Pagnol in summer | Le Devoir

I liked Marcel Pagnol because my mother liked him. When films by the Provençal writer and filmmaker were shown on TV, my mother would record them on VHS tapes so she could listen to them over and over again. She became a young girl again, full of emotion and enthusiasm in front of these works that were both sparkling and profound.

Today, when my mother is no more, I cherish all the more the work that moved her. When I watch a film or reread a book by Pagnol, who died 50 years ago this year, I hear my mother laugh and cry, and it does me good.

Great works, it is sometimes said, are those that upset us, shake us. That is true, but they are also those that make us love life more and better. “I love Marcel Pagnol passionately,” my colleague Normand Baillargeon once wrote, probably for this last reason. Me too.

Pagnol’s work is not always recognized at its true value. It has achieved enormous popular success, which continues, but learned commentators are somewhat dismissive of it. In preparation for this column, I consulted the few literary reference works that I use the most. Pagnol is often absent from them.

In Theatre in the 20th centurye century (Folio, 1986), the French drama critic Paul-Louis Mignon devotes four short paragraphs to him to emphasize, essentially, the familiar and picturesque character of his heroes. Popular dictionaries go in the same direction. THE Little Larousse says that his works “tenderly evoke his native Provence.” THE Little Robert speaks of its “colorful evocation […] of Marseille folklore.” Pagnol, however, is more than that.

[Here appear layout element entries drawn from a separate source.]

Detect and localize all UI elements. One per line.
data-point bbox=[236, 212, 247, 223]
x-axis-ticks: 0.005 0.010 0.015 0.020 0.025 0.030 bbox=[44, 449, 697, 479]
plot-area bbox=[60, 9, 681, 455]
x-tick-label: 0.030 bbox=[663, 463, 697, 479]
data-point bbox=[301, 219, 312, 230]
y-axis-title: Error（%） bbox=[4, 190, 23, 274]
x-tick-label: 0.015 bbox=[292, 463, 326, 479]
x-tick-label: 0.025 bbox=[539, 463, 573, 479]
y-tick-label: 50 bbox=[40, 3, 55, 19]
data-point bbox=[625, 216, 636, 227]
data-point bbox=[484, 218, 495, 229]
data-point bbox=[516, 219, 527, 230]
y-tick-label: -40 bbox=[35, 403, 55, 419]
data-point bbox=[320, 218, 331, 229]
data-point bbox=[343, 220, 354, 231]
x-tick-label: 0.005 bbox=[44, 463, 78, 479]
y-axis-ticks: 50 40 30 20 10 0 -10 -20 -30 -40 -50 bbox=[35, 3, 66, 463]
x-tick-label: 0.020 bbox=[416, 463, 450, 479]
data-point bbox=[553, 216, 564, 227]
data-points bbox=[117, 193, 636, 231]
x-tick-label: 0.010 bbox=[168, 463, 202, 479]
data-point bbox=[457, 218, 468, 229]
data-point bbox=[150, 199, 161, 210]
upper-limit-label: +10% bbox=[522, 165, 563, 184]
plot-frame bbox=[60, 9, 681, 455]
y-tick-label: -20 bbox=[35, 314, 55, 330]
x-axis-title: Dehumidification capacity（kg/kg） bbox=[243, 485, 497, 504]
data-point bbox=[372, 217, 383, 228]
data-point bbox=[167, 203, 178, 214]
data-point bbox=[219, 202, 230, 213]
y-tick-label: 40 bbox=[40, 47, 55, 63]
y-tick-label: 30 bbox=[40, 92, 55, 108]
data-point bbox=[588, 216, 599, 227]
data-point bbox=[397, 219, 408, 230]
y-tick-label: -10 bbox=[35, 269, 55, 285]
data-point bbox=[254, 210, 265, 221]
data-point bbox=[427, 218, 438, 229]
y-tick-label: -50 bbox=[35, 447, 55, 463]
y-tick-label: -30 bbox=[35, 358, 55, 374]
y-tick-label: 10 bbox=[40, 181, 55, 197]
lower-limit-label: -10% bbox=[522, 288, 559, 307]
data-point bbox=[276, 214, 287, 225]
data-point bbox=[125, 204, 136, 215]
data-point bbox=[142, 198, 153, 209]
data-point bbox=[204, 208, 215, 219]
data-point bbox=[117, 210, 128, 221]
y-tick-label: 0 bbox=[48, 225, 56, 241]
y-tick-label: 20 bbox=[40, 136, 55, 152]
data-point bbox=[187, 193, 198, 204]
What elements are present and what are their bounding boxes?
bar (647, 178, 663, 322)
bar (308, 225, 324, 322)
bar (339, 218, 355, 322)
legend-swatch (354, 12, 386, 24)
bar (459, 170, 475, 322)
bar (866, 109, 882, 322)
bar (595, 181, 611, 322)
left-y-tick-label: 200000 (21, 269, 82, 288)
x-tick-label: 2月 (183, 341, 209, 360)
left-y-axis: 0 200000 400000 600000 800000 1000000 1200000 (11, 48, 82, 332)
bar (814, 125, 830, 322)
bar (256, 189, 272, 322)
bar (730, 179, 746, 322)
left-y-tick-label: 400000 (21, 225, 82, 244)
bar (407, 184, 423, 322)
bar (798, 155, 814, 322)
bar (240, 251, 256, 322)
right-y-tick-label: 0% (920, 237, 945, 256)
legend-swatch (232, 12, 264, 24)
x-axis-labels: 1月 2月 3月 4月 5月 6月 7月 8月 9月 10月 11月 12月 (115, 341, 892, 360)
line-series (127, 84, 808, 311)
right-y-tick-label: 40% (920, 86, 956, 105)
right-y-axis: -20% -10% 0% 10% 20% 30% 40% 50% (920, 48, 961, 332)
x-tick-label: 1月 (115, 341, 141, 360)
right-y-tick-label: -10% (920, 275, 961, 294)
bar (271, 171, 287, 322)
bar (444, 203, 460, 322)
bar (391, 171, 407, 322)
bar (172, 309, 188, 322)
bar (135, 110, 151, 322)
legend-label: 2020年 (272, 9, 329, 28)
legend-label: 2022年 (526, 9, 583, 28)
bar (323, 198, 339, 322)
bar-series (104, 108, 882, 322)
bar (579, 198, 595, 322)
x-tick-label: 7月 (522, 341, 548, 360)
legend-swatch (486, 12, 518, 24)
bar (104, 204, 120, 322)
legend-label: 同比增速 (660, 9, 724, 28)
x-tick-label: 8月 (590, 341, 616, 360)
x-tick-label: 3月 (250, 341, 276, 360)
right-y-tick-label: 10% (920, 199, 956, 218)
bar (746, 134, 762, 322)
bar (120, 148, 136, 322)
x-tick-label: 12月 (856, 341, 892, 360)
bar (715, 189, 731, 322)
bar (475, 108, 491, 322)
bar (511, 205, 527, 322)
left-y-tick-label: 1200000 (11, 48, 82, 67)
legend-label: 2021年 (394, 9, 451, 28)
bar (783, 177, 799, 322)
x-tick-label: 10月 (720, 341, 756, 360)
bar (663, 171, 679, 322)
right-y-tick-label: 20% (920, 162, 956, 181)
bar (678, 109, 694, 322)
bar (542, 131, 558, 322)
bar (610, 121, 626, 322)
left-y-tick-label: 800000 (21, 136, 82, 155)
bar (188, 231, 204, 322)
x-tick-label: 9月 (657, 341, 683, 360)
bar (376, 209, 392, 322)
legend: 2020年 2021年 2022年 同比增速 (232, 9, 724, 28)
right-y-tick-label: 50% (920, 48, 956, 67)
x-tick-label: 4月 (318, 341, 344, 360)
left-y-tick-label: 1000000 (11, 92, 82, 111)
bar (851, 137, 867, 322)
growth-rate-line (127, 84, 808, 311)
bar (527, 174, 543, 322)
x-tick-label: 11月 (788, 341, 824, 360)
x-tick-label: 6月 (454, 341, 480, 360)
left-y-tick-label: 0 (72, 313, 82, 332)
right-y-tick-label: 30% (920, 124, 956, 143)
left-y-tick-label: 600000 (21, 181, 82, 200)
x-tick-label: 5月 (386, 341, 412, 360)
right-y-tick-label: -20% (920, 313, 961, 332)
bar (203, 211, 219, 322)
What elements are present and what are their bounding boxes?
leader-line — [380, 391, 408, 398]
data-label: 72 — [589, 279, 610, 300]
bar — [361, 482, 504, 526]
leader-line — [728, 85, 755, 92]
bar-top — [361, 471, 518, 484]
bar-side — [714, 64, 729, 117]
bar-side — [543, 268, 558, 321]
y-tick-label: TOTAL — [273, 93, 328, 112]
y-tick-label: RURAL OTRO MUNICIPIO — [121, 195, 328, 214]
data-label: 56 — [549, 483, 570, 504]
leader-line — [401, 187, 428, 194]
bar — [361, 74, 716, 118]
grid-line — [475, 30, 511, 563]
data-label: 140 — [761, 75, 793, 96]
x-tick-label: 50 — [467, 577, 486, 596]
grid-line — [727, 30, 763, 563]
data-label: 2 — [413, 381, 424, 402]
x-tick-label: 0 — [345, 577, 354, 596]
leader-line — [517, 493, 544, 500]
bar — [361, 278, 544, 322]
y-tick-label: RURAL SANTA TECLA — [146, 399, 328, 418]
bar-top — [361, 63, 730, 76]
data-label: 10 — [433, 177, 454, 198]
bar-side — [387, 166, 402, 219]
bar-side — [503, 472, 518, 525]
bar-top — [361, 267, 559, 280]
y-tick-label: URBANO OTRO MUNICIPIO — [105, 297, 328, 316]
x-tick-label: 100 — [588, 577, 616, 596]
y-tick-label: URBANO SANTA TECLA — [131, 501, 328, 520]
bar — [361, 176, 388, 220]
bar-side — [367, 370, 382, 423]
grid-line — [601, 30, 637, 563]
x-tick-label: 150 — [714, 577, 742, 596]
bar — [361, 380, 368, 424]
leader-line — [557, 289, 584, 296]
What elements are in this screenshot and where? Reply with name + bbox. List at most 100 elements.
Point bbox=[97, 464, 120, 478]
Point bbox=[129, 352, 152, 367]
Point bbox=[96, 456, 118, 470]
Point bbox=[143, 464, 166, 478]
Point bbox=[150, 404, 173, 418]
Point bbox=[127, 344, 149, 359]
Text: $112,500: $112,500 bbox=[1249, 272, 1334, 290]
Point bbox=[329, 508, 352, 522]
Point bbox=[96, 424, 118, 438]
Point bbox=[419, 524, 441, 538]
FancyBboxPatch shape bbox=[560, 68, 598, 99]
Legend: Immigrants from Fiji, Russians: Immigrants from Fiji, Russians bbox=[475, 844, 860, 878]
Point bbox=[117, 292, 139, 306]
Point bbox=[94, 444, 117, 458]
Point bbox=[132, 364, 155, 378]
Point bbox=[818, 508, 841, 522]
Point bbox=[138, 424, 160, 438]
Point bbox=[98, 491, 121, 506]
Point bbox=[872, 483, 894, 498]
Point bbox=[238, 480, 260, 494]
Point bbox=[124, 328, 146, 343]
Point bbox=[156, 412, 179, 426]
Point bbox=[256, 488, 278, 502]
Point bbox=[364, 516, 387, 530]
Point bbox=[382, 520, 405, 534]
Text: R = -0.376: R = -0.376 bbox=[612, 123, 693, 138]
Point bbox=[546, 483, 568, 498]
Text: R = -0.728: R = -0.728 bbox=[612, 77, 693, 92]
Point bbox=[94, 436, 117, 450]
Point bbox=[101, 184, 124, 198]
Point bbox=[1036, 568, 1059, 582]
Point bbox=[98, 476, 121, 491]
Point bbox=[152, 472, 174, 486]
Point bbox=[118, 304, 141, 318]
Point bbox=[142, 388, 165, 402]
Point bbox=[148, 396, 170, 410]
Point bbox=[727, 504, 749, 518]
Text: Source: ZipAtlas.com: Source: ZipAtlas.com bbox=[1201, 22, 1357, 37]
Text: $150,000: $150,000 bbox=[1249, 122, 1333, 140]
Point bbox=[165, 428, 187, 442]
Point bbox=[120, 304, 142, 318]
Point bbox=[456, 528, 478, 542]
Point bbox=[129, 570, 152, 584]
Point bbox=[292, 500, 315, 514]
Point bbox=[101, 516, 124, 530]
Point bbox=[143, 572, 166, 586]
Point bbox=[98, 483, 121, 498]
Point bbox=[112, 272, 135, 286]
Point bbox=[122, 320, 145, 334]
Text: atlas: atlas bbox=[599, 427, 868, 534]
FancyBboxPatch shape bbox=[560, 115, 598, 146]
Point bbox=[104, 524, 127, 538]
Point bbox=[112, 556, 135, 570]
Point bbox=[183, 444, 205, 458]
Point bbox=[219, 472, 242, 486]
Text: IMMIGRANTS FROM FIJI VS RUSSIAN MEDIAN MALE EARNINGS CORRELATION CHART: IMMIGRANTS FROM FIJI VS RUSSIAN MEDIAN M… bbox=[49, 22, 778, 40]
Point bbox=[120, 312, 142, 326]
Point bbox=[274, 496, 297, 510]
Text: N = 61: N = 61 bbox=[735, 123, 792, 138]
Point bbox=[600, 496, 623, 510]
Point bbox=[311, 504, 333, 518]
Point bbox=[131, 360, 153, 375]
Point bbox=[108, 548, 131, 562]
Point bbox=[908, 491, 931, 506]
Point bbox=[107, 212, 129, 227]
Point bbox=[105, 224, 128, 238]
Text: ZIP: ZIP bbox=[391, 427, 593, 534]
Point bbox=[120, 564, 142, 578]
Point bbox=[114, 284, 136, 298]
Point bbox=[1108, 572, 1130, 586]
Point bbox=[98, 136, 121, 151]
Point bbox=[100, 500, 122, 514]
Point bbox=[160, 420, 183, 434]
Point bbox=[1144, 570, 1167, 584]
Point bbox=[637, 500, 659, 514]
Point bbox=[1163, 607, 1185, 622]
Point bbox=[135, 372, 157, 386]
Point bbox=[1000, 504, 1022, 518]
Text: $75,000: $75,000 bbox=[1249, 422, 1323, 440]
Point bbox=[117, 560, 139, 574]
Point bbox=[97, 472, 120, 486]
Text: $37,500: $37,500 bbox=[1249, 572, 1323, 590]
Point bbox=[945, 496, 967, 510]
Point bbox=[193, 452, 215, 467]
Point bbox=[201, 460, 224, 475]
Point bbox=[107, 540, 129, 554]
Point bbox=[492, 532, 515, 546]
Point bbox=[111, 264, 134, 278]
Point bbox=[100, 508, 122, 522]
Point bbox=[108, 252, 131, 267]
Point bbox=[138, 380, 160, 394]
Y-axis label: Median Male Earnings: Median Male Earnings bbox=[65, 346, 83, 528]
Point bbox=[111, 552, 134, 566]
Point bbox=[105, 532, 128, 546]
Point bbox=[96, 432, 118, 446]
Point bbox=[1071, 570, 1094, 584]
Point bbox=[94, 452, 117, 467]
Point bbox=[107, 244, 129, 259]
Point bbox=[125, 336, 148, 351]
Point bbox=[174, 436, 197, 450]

“In the enterprise of the discovery of man,” said his contemporary Jean Renoir (1894-1979), “Pagnol is king. Everything he tells us on stage or in a film helps to reveal the essence of beings.” The filmmakers Claude Chabrol and François Truffaut, great figures of the New Wave, considered him a master of the 7e art. For Renoir, Pagnol was the father of French neorealism.

I learn this by reading Marcel Pagnol, another look (Litos, 2024, 384 pages), the beautiful essay, first published in 2014, that the French writer Karin Hann devotes to this work that she adores and which was the subject of her doctorate in literature at the Sorbonne.

Pagnol, she writes, “is undoubtedly the one of our great writers most acclaimed by the public and the least studied in our universities.” This essay, substantial but accessible, goes some way to correcting this negligence.

Pagnol, Hann notes, does not fit into any literary movement of his time. “He is neither surrealist nor absurd, and even less turned towards the nouveau roman,” she writes. “For him, writing is not a militant act. He does not wish to illustrate the disarray of the world and its emptiness nor to denounce the romantic illusion.” He does not want to illustrate ideas, but to explore the human condition through universal themes such as love, friendship, jealousy, envy, betrayal, remorse and nostalgia.

The strength of his work lies in the fact that it is never abstract. Pagnol “paints the everyday, but by sublimating it,” writes Hann, just as he speaks to the hearts of everyone, to that of my Quebec mother, for example, by never leaving his Provençal microcosm. “The more local it is, the more general it is,” he said, specifying that “the universal is reached by staying at home,” a lesson that so-called citizens of the world should meditate on more often.

Like my mother, I am unable to read Pagnol’s works without crying and laughing. The writer, notes Hann, “displays a perpetual optimism,” which is embodied in the eloquence of the characters, but the latter is accompanied by a painful lucidity. “Such is the life of men,” he writes at the end of the My mother’s castle (1957). A few joys, quickly erased by unforgettable sorrows. There is no need to tell children this.

Pagnol’s heroes – César, Marius, Fanny, Manon, the well-digger and his daughter – are not Moliere-esque types; each of them is complex, multiple, “is life in its entirety”, hence the author’s choice, explains Hann, not for comedy or tragedy, but for dramatic comedy in the strong sense of the term since “his vision of the world is not Manichean” and exposes the weaknesses of each with a look full of indulgence.

Pagnol, writes Karin Hann, tells us, with rhythm, simplicity and clarity, that humans wander, but can correct themselves and aspire to happiness, that “life is a story that ends badly”, but “that it also contains unfathomable riches that we must know how to enjoy with delight”.

My mother, thanks to him and Maupassant, knew that. It was her castle and it became mine.